‘There wasn’t really an “Aha!” moment, but more of a progression’ is something we just bloody don’t hear often enough. I’ve found it to be true not just of changed beliefs, but also of all different flavors of mourning, and most strikingly for me of my relationship to alcohol. We’re so hung up on these immediate transformation stories that we don’t recognize them as conversion from one faith to another, not growth.
This account reminds me of my history with conservatism & libertarianism. In my teens, I was a staunch conservative. Too young by a year to vote for Reagan, but I supported him. Entranced by libertarianism. Taking Ayn Rand far too seriously.
what happened to me, basically, was that when I went to college I made friends. What a strange thing. I hadn’t really had any, to speak of, before that. And having to talk to people and trying to actually understand what they said and felt basically broke Objectivism for me pretty quickly. I remained basically a libertarian for a long time, but that faded, slowly, until I realized that I now believed a libertarian regime would inherently & rapidly devolve to rule by force of the strong over the weak.
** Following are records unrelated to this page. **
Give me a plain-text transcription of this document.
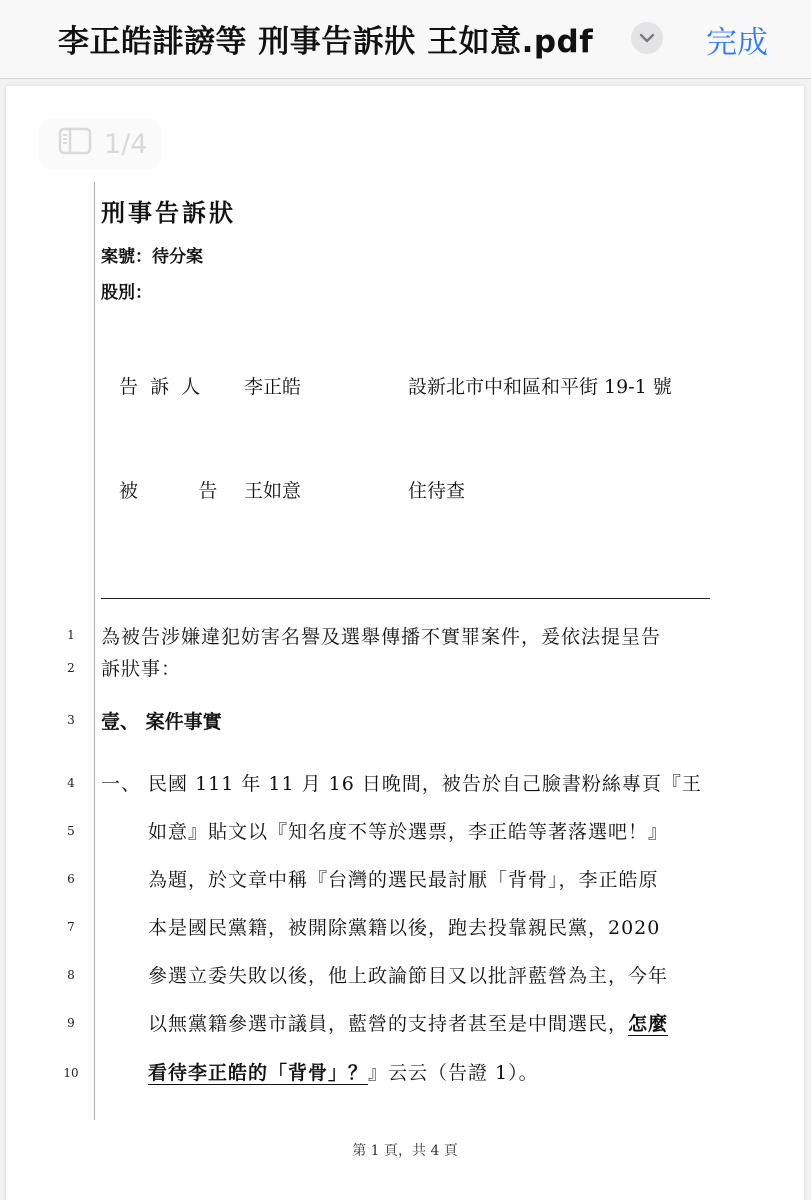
李正皓誹謗等 刑事告訴狀 王如意.pdf	完成
1/4
刑事告訴狀
案號：待分案
股別：
告  訴  人 李正皓	設新北市中和區和平街 19-1 號
被          告 王如意	住待查
1
2
3
4
5
6
7
8
9
10
為被告涉嫌違犯妨害名譽及選舉傳播不實罪案件，爰依法提呈告
訴狀事：
壹、 案件事實
一、 民國 111 年 11 月 16 日晚間，被告於自己臉書粉絲專頁『王
如意』貼文以『知名度不等於選票，李正皓等著落選吧！』
為題，於文章中稱『台灣的選民最討厭「背骨」，李正皓原
本是國民黨籍，被開除黨籍以後，跑去投靠親民黨，2020
參選立委失敗以後，他上政論節目又以批評藍營為主，今年
以無黨籍參選市議員，藍營的支持者甚至是中間選民，怎麼
看待李正皓的「背骨」？』云云（告證 1）。
第 1 頁，共 4 頁
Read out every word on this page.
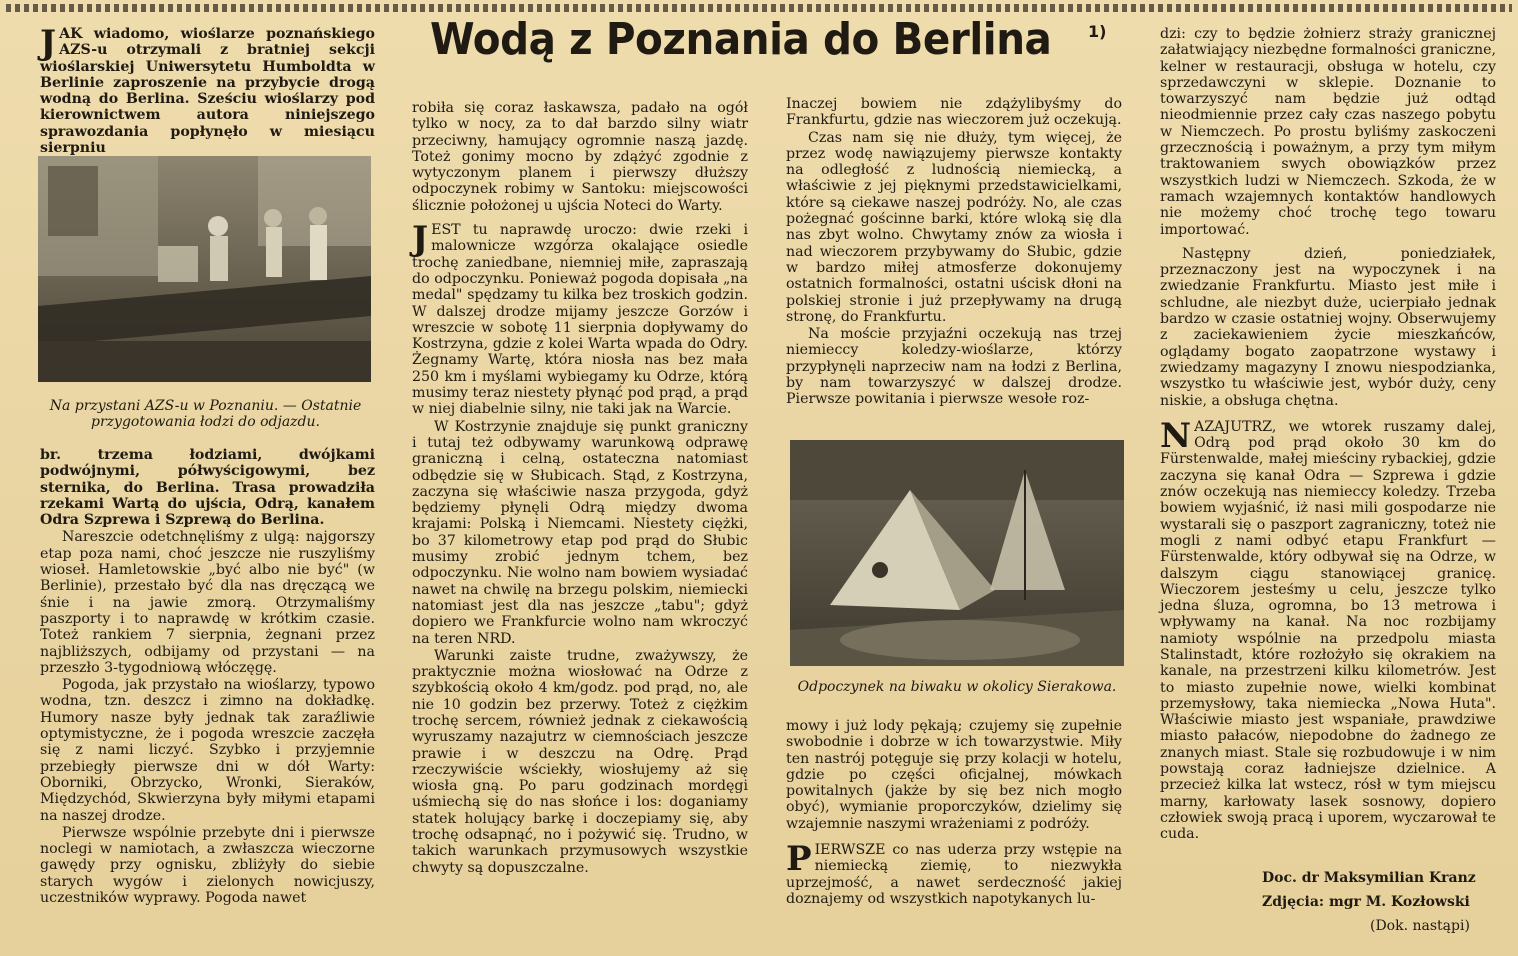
Wodą z Poznania do Berlina	1)

JAK wiadomo, wioślarze poznańskiego AZS-u otrzymali z bratniej sekcji wioślarskiej Uniwersytetu Humboldta w Berlinie zaproszenie na przybycie drogą wodną do Berlina. Sześciu wioślarzy pod kierownictwem autora niniejszego sprawozdania popłynęło w miesiącu sierpniu

Na przystani AZS-u w Poznaniu. — Ostatnie przygotowania łodzi do odjazdu.

br. trzema łodziami, dwójkami podwójnymi, półwyścigowymi, bez sternika, do Berlina. Trasa prowadziła rzekami Wartą do ujścia, Odrą, kanałem Odra Szprewa i Szprewą do Berlina.

Nareszcie odetchnęliśmy z ulgą: najgorszy etap poza nami, choć jeszcze nie ruszyliśmy wioseł. Hamletowskie „być albo nie być" (w Berlinie), przestało być dla nas dręczącą we śnie i na jawie zmorą. Otrzymaliśmy paszporty i to naprawdę w krótkim czasie. Toteż rankiem 7 sierpnia, żegnani przez najbliższych, odbijamy od przystani — na przeszło 3-tygodniową włóczęgę.

Pogoda, jak przystało na wioślarzy, typowo wodna, tzn. deszcz i zimno na dokładkę. Humory nasze były jednak tak zaraźliwie optymistyczne, że i pogoda wreszcie zaczęła się z nami liczyć. Szybko i przyjemnie przebiegły pierwsze dni w dół Warty: Oborniki, Obrzycko, Wronki, Sieraków, Międzychód, Skwierzyna były miłymi etapami na naszej drodze.

Pierwsze wspólnie przebyte dni i pierwsze noclegi w namiotach, a zwłaszcza wieczorne gawędy przy ognisku, zbliżyły do siebie starych wygów i zielonych nowicjuszy, uczestników wyprawy. Pogoda nawet

robiła się coraz łaskawsza, padało na ogół tylko w nocy, za to dał barzdo silny wiatr przeciwny, hamujący ogromnie naszą jazdę. Toteż gonimy mocno by zdążyć zgodnie z wytyczonym planem i pierwszy dłuższy odpoczynek robimy w Santoku: miejscowości ślicznie położonej u ujścia Noteci do Warty.

JEST tu naprawdę uroczo: dwie rzeki i malownicze wzgórza okalające osiedle trochę zaniedbane, niemniej miłe, zapraszają do odpoczynku. Ponieważ pogoda dopisała „na medal" spędzamy tu kilka bez troskich godzin. W dalszej drodze mijamy jeszcze Gorzów i wreszcie w sobotę 11 sierpnia dopływamy do Kostrzyna, gdzie z kolei Warta wpada do Odry. Żegnamy Wartę, która niosła nas bez mała 250 km i myślami wybiegamy ku Odrze, którą musimy teraz niestety płynąć pod prąd, a prąd w niej diabelnie silny, nie taki jak na Warcie.

W Kostrzynie znajduje się punkt graniczny i tutaj też odbywamy warunkową odprawę graniczną i celną, ostateczna natomiast odbędzie się w Słubicach. Stąd, z Kostrzyna, zaczyna się właściwie nasza przygoda, gdyż będziemy płynęli Odrą między dwoma krajami: Polską i Niemcami. Niestety ciężki, bo 37 kilometrowy etap pod prąd do Słubic musimy zrobić jednym tchem, bez odpoczynku. Nie wolno nam bowiem wysiadać nawet na chwilę na brzegu polskim, niemiecki natomiast jest dla nas jeszcze „tabu"; gdyż dopiero we Frankfurcie wolno nam wkroczyć na teren NRD.

Warunki zaiste trudne, zważywszy, że praktycznie można wiosłować na Odrze z szybkością około 4 km/godz. pod prąd, no, ale nie 10 godzin bez przerwy. Toteż z ciężkim trochę sercem, również jednak z ciekawością wyruszamy nazajutrz w ciemnościach jeszcze prawie i w deszczu na Odrę. Prąd rzeczywiście wściekły, wiosłujemy aż się wiosła gną. Po paru godzinach mordęgi uśmiechą się do nas słońce i los: doganiamy statek holujący barkę i doczepiamy się, aby trochę odsapnąć, no i pożywić się. Trudno, w takich warunkach przymusowych wszystkie chwyty są dopuszczalne.

Inaczej bowiem nie zdążylibyśmy do Frankfurtu, gdzie nas wieczorem już oczekują.

Czas nam się nie dłuży, tym więcej, że przez wodę nawiązujemy pierwsze kontakty na odległość z ludnością niemiecką, a właściwie z jej pięknymi przedstawicielkami, które są ciekawe naszej podróży. No, ale czas pożegnać gościnne barki, które wloką się dla nas zbyt wolno. Chwytamy znów za wiosła i nad wieczorem przybywamy do Słubic, gdzie w bardzo miłej atmosferze dokonujemy ostatnich formalności, ostatni uścisk dłoni na polskiej stronie i już przepływamy na drugą stronę, do Frankfurtu.

Na moście przyjaźni oczekują nas trzej niemieccy koledzy-wioślarze, którzy przypłynęli naprzeciw nam na łodzi z Berlina, by nam towarzyszyć w dalszej drodze. Pierwsze powitania i pierwsze wesołe roz-

Odpoczynek na biwaku w okolicy Sierakowa.

mowy i już lody pękają; czujemy się zupełnie swobodnie i dobrze w ich towarzystwie. Miły ten nastrój potęguje się przy kolacji w hotelu, gdzie po części oficjalnej, mówkach powitalnych (jakże by się bez nich mogło obyć), wymianie proporczyków, dzielimy się wzajemnie naszymi wrażeniami z podróży.

PIERWSZE co nas uderza przy wstępie na niemiecką ziemię, to niezwykła uprzejmość, a nawet serdeczność jakiej doznajemy od wszystkich napotykanych lu-

dzi: czy to będzie żołnierz straży granicznej załatwiający niezbędne formalności graniczne, kelner w restauracji, obsługa w hotelu, czy sprzedawczyni w sklepie. Doznanie to towarzyszyć nam będzie już odtąd nieodmiennie przez cały czas naszego pobytu w Niemczech. Po prostu byliśmy zaskoczeni grzecznością i poważnym, a przy tym miłym traktowaniem swych obowiązków przez wszystkich ludzi w Niemczech. Szkoda, że w ramach wzajemnych kontaktów handlowych nie możemy choć trochę tego towaru importować.

Następny dzień, poniedziałek, przeznaczony jest na wypoczynek i na zwiedzanie Frankfurtu. Miasto jest miłe i schludne, ale niezbyt duże, ucierpiało jednak bardzo w czasie ostatniej wojny. Obserwujemy z zaciekawieniem życie mieszkańców, oglądamy bogato zaopatrzone wystawy i zwiedzamy magazyny I znowu niespodzianka, wszystko tu właściwie jest, wybór duży, ceny niskie, a obsługa chętna.

NAZAJUTRZ, we wtorek ruszamy dalej, Odrą pod prąd około 30 km do Fürstenwalde, małej mieściny rybackiej, gdzie zaczyna się kanał Odra — Szprewa i gdzie znów oczekują nas niemieccy koledzy. Trzeba bowiem wyjaśnić, iż nasi mili gospodarze nie wystarali się o paszport zagraniczny, toteż nie mogli z nami odbyć etapu Frankfurt — Fürstenwalde, który odbywał się na Odrze, w dalszym ciągu stanowiącej granicę. Wieczorem jesteśmy u celu, jeszcze tylko jedna śluza, ogromna, bo 13 metrowa i wpływamy na kanał. Na noc rozbijamy namioty wspólnie na przedpolu miasta Stalinstadt, które rozłożyło się okrakiem na kanale, na przestrzeni kilku kilometrów. Jest to miasto zupełnie nowe, wielki kombinat przemysłowy, taka niemiecka „Nowa Huta". Właściwie miasto jest wspaniałe, prawdziwe miasto pałaców, niepodobne do żadnego ze znanych miast. Stale się rozbudowuje i w nim powstają coraz ładniejsze dzielnice. A przecież kilka lat wstecz, rósł w tym miejscu marny, karłowaty lasek sosnowy, dopiero człowiek swoją pracą i uporem, wyczarował te cuda.

Doc. dr Maksymilian Kranz
Zdjęcia: mgr M. Kozłowski
(Dok. nastąpi)
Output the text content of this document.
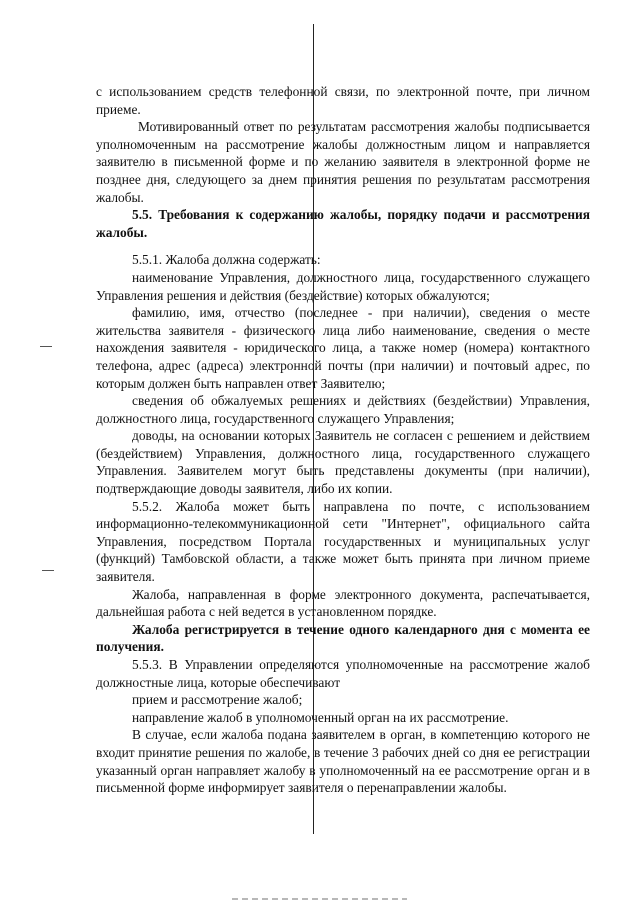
с использованием средств телефонной связи, по электронной почте, при личном приеме.

Мотивированный ответ по результатам рассмотрения жалобы подписывается уполномоченным на рассмотрение жалобы должностным лицом и направляется заявителю в письменной форме и по желанию заявителя в электронной форме не позднее дня, следующего за днем принятия решения по результатам рассмотрения жалобы.

5.5. Требования к содержанию жалобы, порядку подачи и рассмотрения жалобы.

5.5.1. Жалоба должна содержать:

наименование Управления, должностного лица, государственного служащего Управления решения и действия (бездействие) которых обжалуются;

фамилию, имя, отчество (последнее - при наличии), сведения о месте жительства заявителя - физического лица либо наименование, сведения о месте нахождения заявителя - юридического лица, а также номер (номера) контактного телефона, адрес (адреса) электронной почты (при наличии) и почтовый адрес, по которым должен быть направлен ответ Заявителю;

сведения об обжалуемых решениях и действиях (бездействии) Управления, должностного лица, государственного служащего Управления;

доводы, на основании которых Заявитель не согласен с решением и действием (бездействием) Управления, должностного лица, государственного служащего Управления. Заявителем могут быть представлены документы (при наличии), подтверждающие доводы заявителя, либо их копии.

5.5.2. Жалоба может быть направлена по почте, с использованием информационно-телекоммуникационной сети "Интернет", официального сайта Управления, посредством Портала государственных и муниципальных услуг (функций) Тамбовской области, а также может быть принята при личном приеме заявителя.

Жалоба, направленная в форме электронного документа, распечатывается, дальнейшая работа с ней ведется в установленном порядке.

Жалоба регистрируется в течение одного календарного дня с момента ее получения.

5.5.3. В Управлении определяются уполномоченные на рассмотрение жалоб должностные лица, которые обеспечивают

прием и рассмотрение жалоб;

направление жалоб в уполномоченный орган на их рассмотрение.

В случае, если жалоба подана заявителем в орган, в компетенцию которого не входит принятие решения по жалобе, в течение 3 рабочих дней со дня ее регистрации указанный орган направляет жалобу в уполномоченный на ее рассмотрение орган и в письменной форме информирует заявителя о перенаправлении жалобы.
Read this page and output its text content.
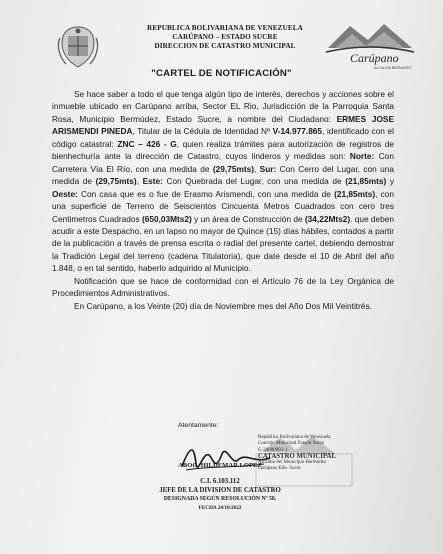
REPUBLICA BOLIVARIANA DE VENEZUELA
CARÚPANO – ESTADO SUCRE
DIRECCION DE CATASTRO MUNICIPAL
Carúpano
ALCALDIA BERMUDEZ
"CARTEL DE NOTIFICACIÓN"

Se hace saber a todo el que tenga algún tipo de interés, derechos y acciones sobre el inmueble ubicado en Carúpano arriba, Sector EL Rio, Jurisdicción de la Parroquia Santa Rosa, Municipio Bermúdez, Estado Sucre, a nombre del Ciudadano: ERMES JOSE ARISMENDI PINEDA, Titular de la Cédula de Identidad Nº V-14.977.865, identificado con el código catastral: ZNC – 426 - G, quien realiza trámites para autorización de registros de bienhechuría ante la dirección de Catastro, cuyos linderos y medidas son: Norte: Con Carretera Vía El Río, con una medida de (29,75mts), Sur: Con Cerro del Lugar, con una medida de (29,75mts), Este: Con Quebrada del Lugar, con una medida de (21,85mts) y Oeste: Con casa que es o fue de Erasmo Arismendi, con una medida de (21,85mts), con una superficie de Terreno de Seiscientos Cincuenta Metros Cuadrados con cero tres Centimetros Cuadrados (650,03Mts2) y un área de Construcción de (34,22Mts2). que deben acudir a este Despacho, en un lapso no mayor de Quince (15) días hábiles, contados a partir de la publicación a través de prensa escrita o radial del presente cartel, debiendo demostrar la Tradición Legal del terreno (cadena Titulatoria), que date desde el 10 de Abril del año 1.848, o en tal sentido, haberlo adquirido al Municipio.

Notificación que se hace de conformidad con el Artículo 76 de la Ley Orgánica de Procedimientos Administrativos.

En Carúpano, a los Veinte (20) día de Noviembre mes del Año Dos Mil Veintitrés.

Atentamente:
República Bolivariana de Venezuela
Concejo Municipal Estado Sucre
G-20000992-1
CATASTRO MUNICIPAL
Alcaldía del Municipio Bermúdez
Carúpano Edo. Sucre
ABOG. HILDEMAR LOPEZ
C.I. 6.103.112
JEFE DE LA DIVISION DE CATASTRO
DESIGNADA SEGÚN RESOLUCIÓN Nº 58.
FECHA 24/10/2022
I knew what it was like to fantasize about taking revenge on the strong, and I knew what it was like to realize you’d been very, very wrong in assuming you were going to be in charge, come the revolution. In fact, that was one of the lessons I’d internalized from Rand’s _We, the Living_. Probably not the lesson she intended.
I’ve often thought that if i were growing up today, i wouldn’t have escaped from the brutal cynicism of objectivism & libertarianism quite so cleanly. I’ve have found an online community to reinforce my views in the face of RL relationships. I might have hung on for years that way.
Like you, I don’t regret it. I learned a lot from my libertarian thought experiments (indeed, I followed them through and on out the other side).
I have just one question, though: the part of Catholicism that clashed with Libertarianism for you was its hieratic authority structure? And not love, charity, and taking care of the least? Just curious ;-). (I’m an atheist, so it’s an intellectual question for me.)